Here, their best history books of 2015 promote thirteen men and three women. With all the women below the scroll line, let’s note.
A quick glance at this list shows us titles that are already pretty familiar through reviews and other media exposure, particularly for the Big Name Authors.
Meanwhile the eight books on the Book of the Year shortlist are by six female authors and two men.
This list is voted on by the booksellers themselves. So people who love books and who are seeing all the books that come into their shop and cross their counter before heading out of the door with keen readers.

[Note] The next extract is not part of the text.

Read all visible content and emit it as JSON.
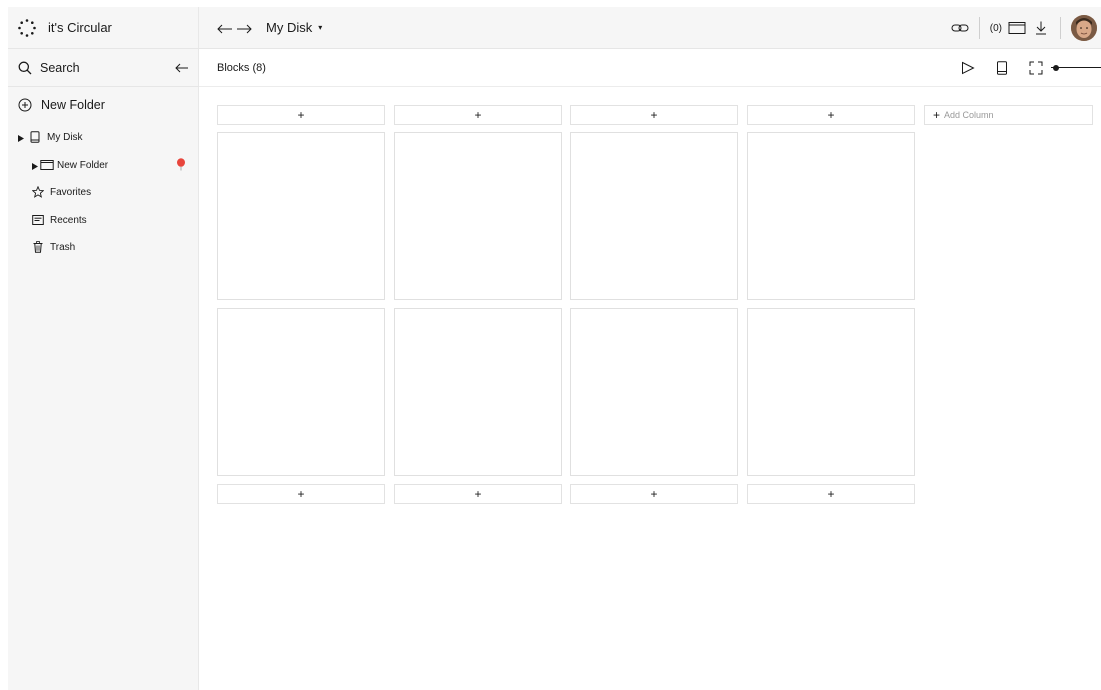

A varied selection for all tastes, some familiar from the media, others not so much.
So this is pretty much a snapshot which indicates the same underlying issues with visibility and representation that we saw a year ago, when I analysed a year’s worth of promotional emails and so many people helpfully surveyed their local branches to see what books where being promoted, so we could look at that.
When promotion relies on recycling review, media and PR coverage, the gender balance skews badly against women.
When it’s based on what people who engage with books are actually reading and enjoying, it’s much more equal.
(And yes, personally I’d have liked to see 4 men and 4 women on that Best of 2015 List. But given other persistent inequalities? I’m not about to complain when a selection skews against the prevailing trend!)